On the other hand, sceptics of the usefulness of the metabolic syndrome's construct would like evidence that diagnosis of an individual with the syndrome somehow focuses attention on the need for lifestyle therapy that would otherwise be ignored or missed. They would also like evidence that such a diagnosis informs clinicians that cardiovascular disease is a multiple risk-factor model of a form they would otherwise not know, or that the diagnosis conveys the seriousness of obesity in a way not currently appreciated. They would also like evidence that the diagnosis inspires patients to take action and be more adherent to therapy than if they were diagnosed with one or more risk factors, but not the metabolic syndrome. And that the diagnosis results in a treatment that would otherwise not be recommended for modifiable risk factors, and that the construct is a valuable risk-assessment method to identify patients at increased risk of cardiovascular disease or diabetes.

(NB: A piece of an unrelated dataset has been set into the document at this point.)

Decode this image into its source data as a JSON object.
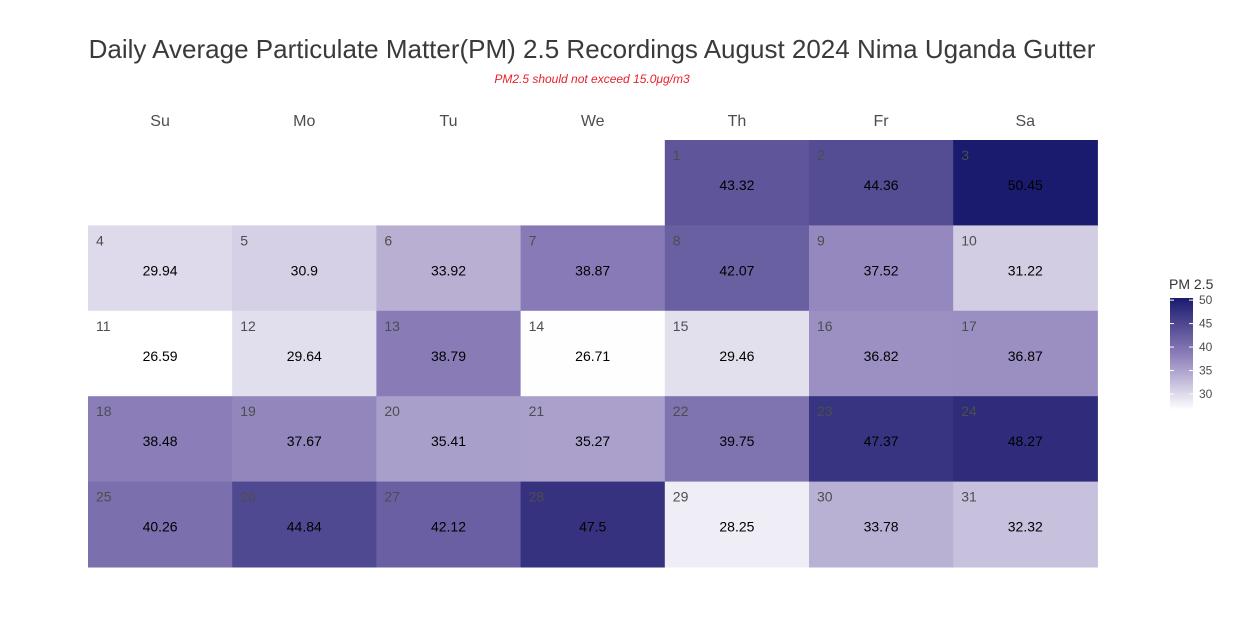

More than a decade since its formal introduction and thousands of papers later, these six propositions—promulgated by the proponents of the syndrome—remain no more than intriguing thoughts. However, the last argument—ie, metabolic syndrome is valuable for risk assessment and therefore its identification will improve patients' outcomes—is often considered as the syndrome's greatest strength.
That people with metabolic syndrome are at increased risk of cardiovascular disease events or diabetes does not mean that the construct is useful for risk prediction in itself or compared with other approaches. First, as reviewed by Pepe and colleagues, odds ratios or relative risks regarded as giving strong associations in observational studies (eg, odds ratios of 1·2–2·5) are inadequate to distinguish between people who do (will) or do not (will not) have the outcome of interest. Much stronger associations are needed (eg, ≥4·0). Second, many reports compare metabolic syndrome with much simpler risk-assessment tests for cardiovascular disease, and those risk-assessment tests are significantly better. and Additionally, a simple fasting plasma glucose measurement is a much better predictor of future diabetes than the expense and inconvenience necessary to diagnose the syndrome.]
What seems to make most sense is for clinicians to focus on global risk assessment that takes into account all the well-established cardiometabolic risk factors (and then to treat each abnormality appropriately. Also, more research is needed to understand the cause of risk-factor clustering and the pathogenesis of insulin resistance. Both actions would better serve the health of those at risk of diabetes and cardiovascular disease than seeking a diagnosis of the metabolic syndrome.